Petróleos Mexicanos (Pemex) has reached an agreement with an oil services provider to drill in the Gulf of Mexico, as the heavily indebted state energy company turns to the private sector to boost crude production.
Pemex struck a deal with Mexico-based CME Oil and Gas to reactivate the Bacab and Lum fields, mature wells that are part of the massive Ku-Maloob-Zaap complex, according to sources who requested anonymity because the information is not public.
CME and its subsidiaries, OPEX Perforadora and Perforadora Profesional Akal I, plan to deepen the wells to increase production tenfold, reaching 40,000 barrels per day by 2028, the sources said. Bacab and Lum are located at a depth of about 60 meters and reached their peak production more than a decade ago.
CME and its units are expected to invest around $1.65 billion over the next 15 years, covering all costs and risks associated with drilling operations, according to the sources. The project is ultimately expected to generate the equivalent of 73.4 million barrels and profits of $4.3 billion, with more than half of the revenue going to government coffers, the sources added.
Pemex did not respond to requests for comment.
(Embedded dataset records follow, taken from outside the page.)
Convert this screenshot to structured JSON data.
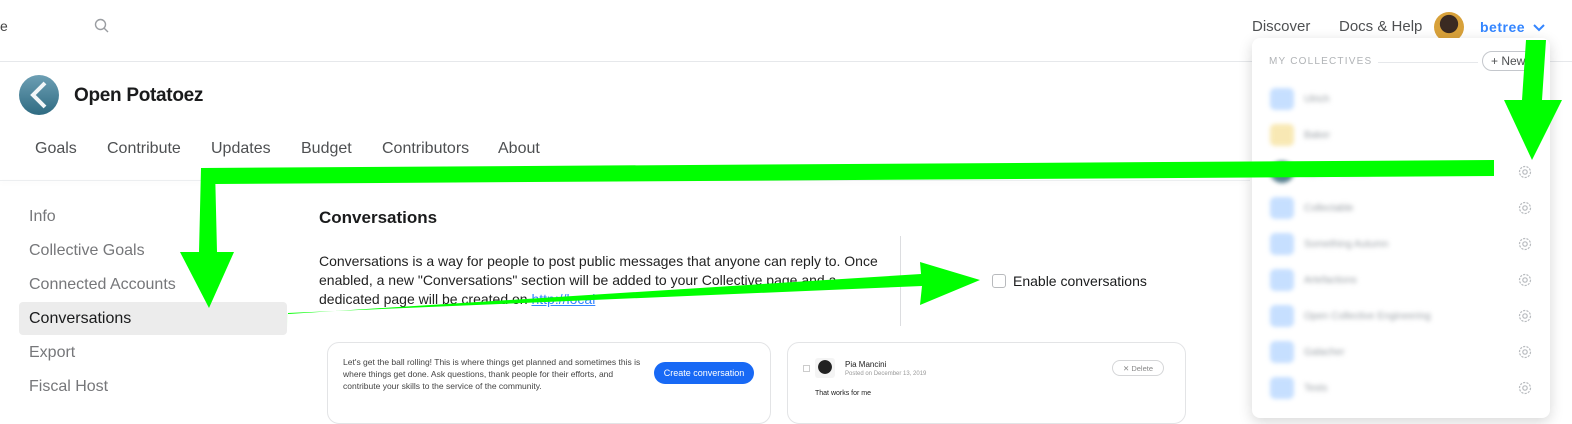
{
  "topbar": {
    "search_fragment": "e",
    "links": [
      "Discover",
      "Docs & Help"
    ],
    "user_name": "betree"
  },
  "collective": {
    "name": "Open Potatoez",
    "tabs": [
      "Goals",
      "Contribute",
      "Updates",
      "Budget",
      "Contributors",
      "About"
    ]
  },
  "menu": {
    "items": [
      "Info",
      "Collective Goals",
      "Connected Accounts",
      "Conversations",
      "Export",
      "Fiscal Host"
    ],
    "active": "Conversations"
  },
  "main": {
    "title": "Conversations",
    "description_1": "Conversations is a way for people to post public messages that anyone can reply to. Once enabled, a new \"Conversations\" section will be added to your Collective page and a dedicated page will be created on ",
    "description_link": "http://local",
    "description_2": "",
    "checkbox_label": "Enable conversations",
    "checkbox_checked": false
  },
  "preview": {
    "card1_text": "Let's get the ball rolling! This is where things get planned and sometimes this is where things get done. Ask questions, thank people for their efforts, and contribute your skills to the service of the community.",
    "create_button": "Create conversation",
    "poster_name": "Pia Mancini",
    "posted_on": "Posted on December 13, 2019",
    "delete_label": "Delete",
    "reply_text": "That works for me"
  },
  "dropdown": {
    "section_title": "MY COLLECTIVES",
    "new_button": "+ New",
    "collectives": [
      "Ulrich",
      "Baker",
      "Open Potatoez",
      "Collectable",
      "Something Autumn",
      "Artefactions",
      "Open Collective Engineering",
      "Galacher",
      "Tests"
    ]
  },
  "colors": {
    "accent": "#3385ff",
    "button_blue": "#1869f5",
    "annotation_arrow": "#00ff00",
    "active_menu_bg": "#ececec"
  }
}
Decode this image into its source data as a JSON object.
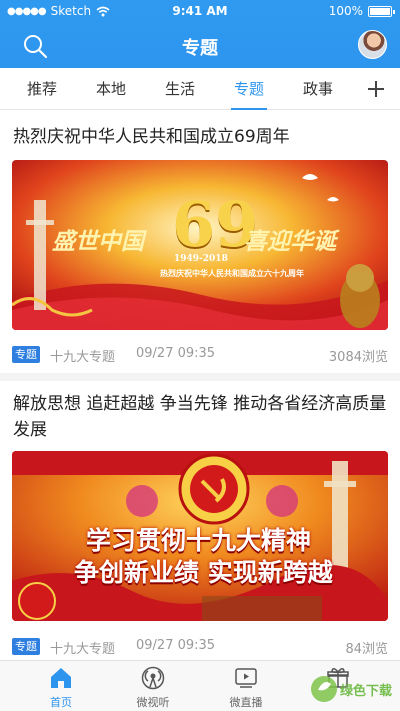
{
  "status_bar": {
    "carrier": "Sketch",
    "time": "9:41 AM",
    "battery": "100%"
  },
  "header": {
    "title": "专题"
  },
  "tabs": [
    {
      "label": "推荐",
      "active": false
    },
    {
      "label": "本地",
      "active": false
    },
    {
      "label": "生活",
      "active": false
    },
    {
      "label": "专题",
      "active": true
    },
    {
      "label": "政事",
      "active": false
    }
  ],
  "articles": [
    {
      "title": "热烈庆祝中华人民共和国成立69周年",
      "banner": {
        "headline_left": "盛世中国",
        "headline_number": "69",
        "headline_right": "喜迎华诞",
        "years": "1949-2018",
        "subline": "热烈庆祝中华人民共和国成立六十九周年"
      },
      "tag": "专题",
      "source": "十九大专题",
      "date": "09/27 09:35",
      "views": "3084浏览"
    },
    {
      "title": "解放思想 追赶超越 争当先锋 推动各省经济高质量发展",
      "banner": {
        "line1": "学习贯彻十九大精神",
        "line2": "争创新业绩 实现新跨越"
      },
      "tag": "专题",
      "source": "十九大专题",
      "date": "09/27 09:35",
      "views": "84浏览"
    }
  ],
  "bottom_nav": [
    {
      "label": "首页",
      "icon": "home-icon",
      "active": true
    },
    {
      "label": "微视听",
      "icon": "broadcast-icon",
      "active": false
    },
    {
      "label": "微直播",
      "icon": "live-video-icon",
      "active": false
    },
    {
      "label": "",
      "icon": "gift-icon",
      "active": false
    }
  ],
  "watermark": {
    "text": "绿色下载"
  },
  "colors": {
    "accent": "#2e95ee",
    "tag": "#2e7fe0",
    "banner_red": "#c8161d",
    "banner_gold": "#f5c542"
  }
}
The agreement exemplifies how Pemex is outsourcing work on aging assets to private-sector partners to redevelop fields after years of declining production. The Mexican oil company is taking a different approach from international explorers who typically sell off decades-old fields to smaller companies through direct asset sales.
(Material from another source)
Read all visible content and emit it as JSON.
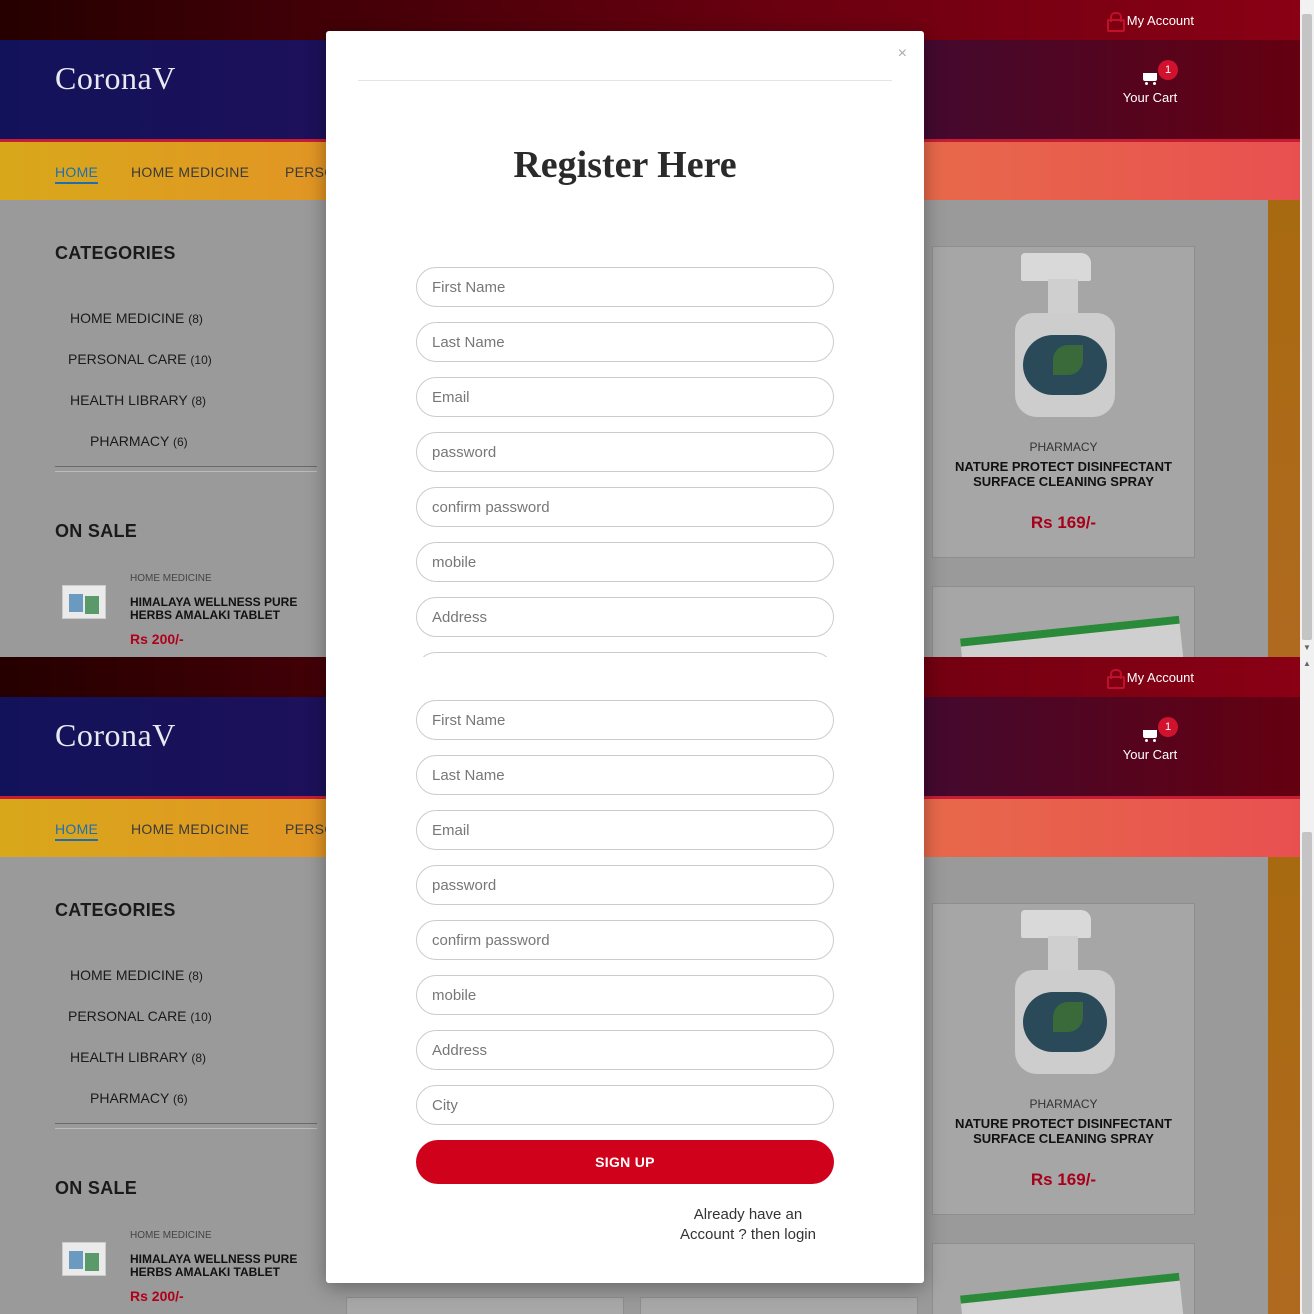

Pemex's total production has fallen to 1.8 million barrels of oil and condensate, about half of its peak two decades ago.
The deal comes at a time when other private sector players are looking to invest in Mexico's declining oil and natural gas fields. In recent months, billionaire Carlos Slim has been increasing his stakes in the oil and gas industry, reaching a deal with Pemex to develop the offshore Lakach field, and boosting his stake in U.S. companies PBF Energy Inc. and Talos Energy Inc.
Last month, Pemex reported its worst loss since the global pandemic emerged more than four years ago, a negative sign for whoever President-elect Claudia Sheinbaum chooses to lead the company to revive production and reduce its hefty debt load of nearly $100 billion. Sheinbaum has yet to announce who will head Pemex when she takes office on October 1.